Like most women in construction, she’s encountered some unthinking chauvinistic attitudes along the way. “It’s definitely a male dominated world, and sometimes you do get some odd comments from men.

“You just have to stand up for yourself. I explain why it’s not ok to make comments like that. You can only educate them. And most people, when you explain, understand and respect you.

“I think things are changing, as more women come into construction. And there are definitely more young women around these days. I’ve met more female graduates than when I started.”

For things to really change in the industry, Oi Ki believes it’s crucial to influence girls far earlier in their education than currently happens.

“I’ve visited lots of schools because I’m very keen to be a kind of role model for young women and get more of them to join construction. But if we want to attract more women, we have to start earlier than 6th form: they already know then what they might do. Very rarely did I meet a girl who wanted to do engineering at that stage. It was often too late – they were set on things like psychology or child care careers.”

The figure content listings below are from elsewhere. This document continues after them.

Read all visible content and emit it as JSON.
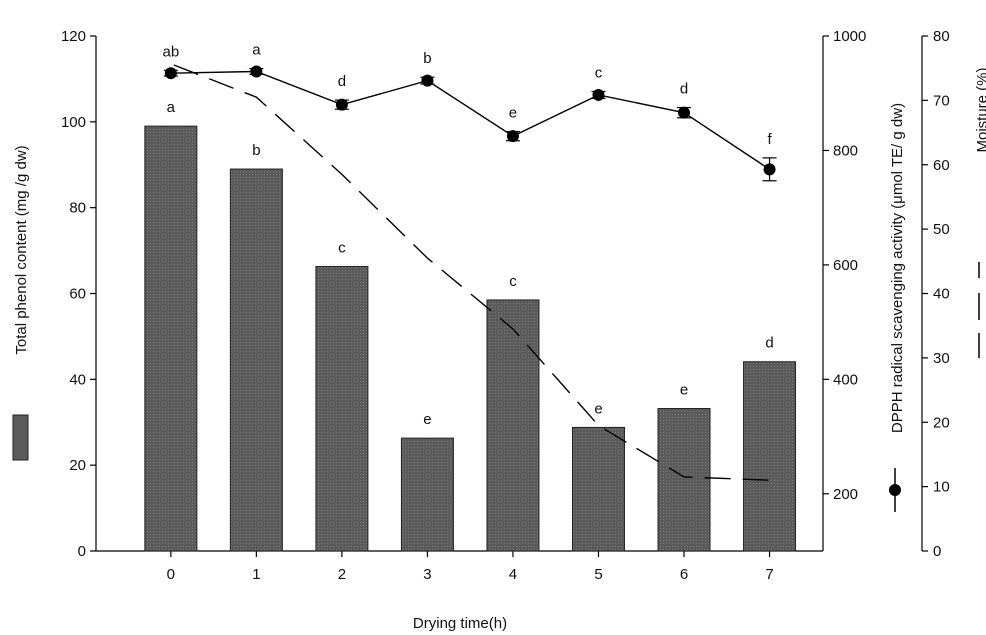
{
  "chart_data": {
    "type": "bar",
    "xlabel": "Drying time(h)",
    "categories": [
      "0",
      "1",
      "2",
      "3",
      "4",
      "5",
      "6",
      "7"
    ],
    "series": [
      {
        "name": "Total phenol content (mg /g dw)",
        "type": "bar",
        "axis": "left",
        "values": [
          99,
          89,
          66.3,
          26.3,
          58.5,
          28.8,
          33.2,
          44.1
        ],
        "letters": [
          "a",
          "b",
          "c",
          "e",
          "c",
          "e",
          "e",
          "d"
        ]
      },
      {
        "name": "DPPH radical scavenging activity  (μmol TE/ g dw)",
        "type": "line",
        "axis": "right1",
        "marker": "filled-circle",
        "values": [
          935,
          938,
          880,
          922,
          825,
          897,
          866,
          767
        ],
        "errors": [
          5,
          5,
          8,
          6,
          8,
          6,
          9,
          20
        ],
        "letters": [
          "ab",
          "a",
          "d",
          "b",
          "e",
          "c",
          "d",
          "f"
        ]
      },
      {
        "name": "Moisture (%)",
        "type": "line",
        "axis": "right2",
        "style": "dashed",
        "values": [
          75.5,
          70.5,
          58.5,
          45.5,
          34.5,
          19.5,
          11.5,
          11
        ]
      }
    ],
    "axes": {
      "left": {
        "label": "Total phenol content (mg /g dw)",
        "range": [
          0,
          120
        ],
        "ticks": [
          0,
          20,
          40,
          60,
          80,
          100,
          120
        ]
      },
      "right1": {
        "label": "DPPH radical scavenging activity  (μmol TE/ g dw)",
        "range": [
          100,
          1000
        ],
        "ticks": [
          200,
          400,
          600,
          800,
          1000
        ]
      },
      "right2": {
        "label": "Moisture (%)",
        "range": [
          0,
          80
        ],
        "ticks": [
          0,
          10,
          20,
          30,
          40,
          50,
          60,
          70,
          80
        ]
      }
    },
    "grid": false,
    "colors": {
      "bar_fill": "#5b5b5b",
      "line": "#000000"
    }
  }
}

In Asia, she explains, so many more females do engineering. “It’s not something seen as an alternative career.”

The key is being into maths and sciences – the fundamental disciplines of civil engineering – at which Asian youngsters lead the world. “We don’t teach young kids to get into these subjects in the UK. It’s not interactive enough. People get put off too early. They say ‘My maths is not good enough’ and give up. If we’re going to get better at these subjects, it’s all down to the way we teach.”

Oi Ki’s advice to anyone thinking about a civil engineering career? “Just be confident. If you’re at all interested, look into it. It’s an intellectual challenge – there’s a lot of thinking involved. It’s really not about getting dirty on site!”

Favourite structures:

Tsing Ma Bridge (9th longest suspension bridge in the world), a key infrastructure component leading out to the airport, built in the early 1990s, and designed by Mott MacDonald.

The Boston Underground system – a massively complex system built and added to over many years to ease chronic congestion in the Massachusetts capital.